Skiing has never been more accessible. But [admittedly] that’s for people willing to commit before the season [and buy an Epic Pass]. It’s also true that there are always going to be some people who don’t want to buy before the season, and it is incumbent upon us to provide options for them. The Epic Friends ticket is a big one—50 percent off a lift ticket for anyone who’s skiing with an Epic passholder. There are all these ways that we can provide other discounts to ensure that skiing is more accessible, and we’re very committed to that. 

Now [some] say that skiing is so exclusive because it’s too high-priced. And then others say that it’s too crowded. You have to take all of these comments with a grain of salt. We can’t whipsaw the company or the industry around either one of those. I am very strongly against trying to kick people out of the sport. When people say, “You should put more restrictions, and “We don’t want people to come skiing,” it’s like, well, who shouldn’t come? We’re not building more ski resorts, so it is our responsibility, and the community’s responsibility, to continue to invest in new lifts, new terrain, and more parking. There are going to be certain moments, like a powder day on a Saturday morning, [when] there’s going to be the long line.
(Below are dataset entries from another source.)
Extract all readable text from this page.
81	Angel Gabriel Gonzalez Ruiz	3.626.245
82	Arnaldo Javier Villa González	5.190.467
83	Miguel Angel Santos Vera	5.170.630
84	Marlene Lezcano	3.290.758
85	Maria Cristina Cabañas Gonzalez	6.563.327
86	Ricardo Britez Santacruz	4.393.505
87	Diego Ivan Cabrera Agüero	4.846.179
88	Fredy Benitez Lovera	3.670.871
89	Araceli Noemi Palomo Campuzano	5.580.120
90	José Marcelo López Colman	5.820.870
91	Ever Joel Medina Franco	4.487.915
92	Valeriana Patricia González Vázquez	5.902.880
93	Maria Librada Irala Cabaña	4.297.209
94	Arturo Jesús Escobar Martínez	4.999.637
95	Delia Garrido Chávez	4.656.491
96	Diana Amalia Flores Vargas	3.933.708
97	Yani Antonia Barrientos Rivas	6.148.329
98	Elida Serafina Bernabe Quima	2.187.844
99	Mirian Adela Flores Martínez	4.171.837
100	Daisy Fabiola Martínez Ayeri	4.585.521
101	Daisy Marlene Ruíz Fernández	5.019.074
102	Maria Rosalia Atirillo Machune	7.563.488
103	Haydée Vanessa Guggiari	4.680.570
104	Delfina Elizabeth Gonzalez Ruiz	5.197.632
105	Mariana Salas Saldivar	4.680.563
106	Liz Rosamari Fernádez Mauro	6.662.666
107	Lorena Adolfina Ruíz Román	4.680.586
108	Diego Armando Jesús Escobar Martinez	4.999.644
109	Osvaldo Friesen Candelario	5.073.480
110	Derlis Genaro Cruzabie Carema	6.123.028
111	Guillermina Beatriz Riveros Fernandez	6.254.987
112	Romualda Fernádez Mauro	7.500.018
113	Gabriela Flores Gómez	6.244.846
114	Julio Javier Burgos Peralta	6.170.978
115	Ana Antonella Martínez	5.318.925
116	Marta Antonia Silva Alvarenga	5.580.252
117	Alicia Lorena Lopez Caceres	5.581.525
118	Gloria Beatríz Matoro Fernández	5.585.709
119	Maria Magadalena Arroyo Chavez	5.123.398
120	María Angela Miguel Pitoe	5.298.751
But you know what, I’m willing to wait on that line, understanding that most of the season, you can get on a lift in under four minutes. 

The industry is really good at healthy competition, between not just the Ikon and the Epic Pass, but you’ve got the Indy Pass and the Mountain Collective. What we’re not doing well is having a more consistent message that we want new people in the sport. That is something the industry may be having its own identity crisis about. We like to think that there’s a certain just-right amount of skiers—we don’t want more than that, we don’t want less than that. But the minute you stop thinking about how you bring new people in, you’re going to start declining. I don’t want to see us return to the ’70s, when ski areas were closing left and right.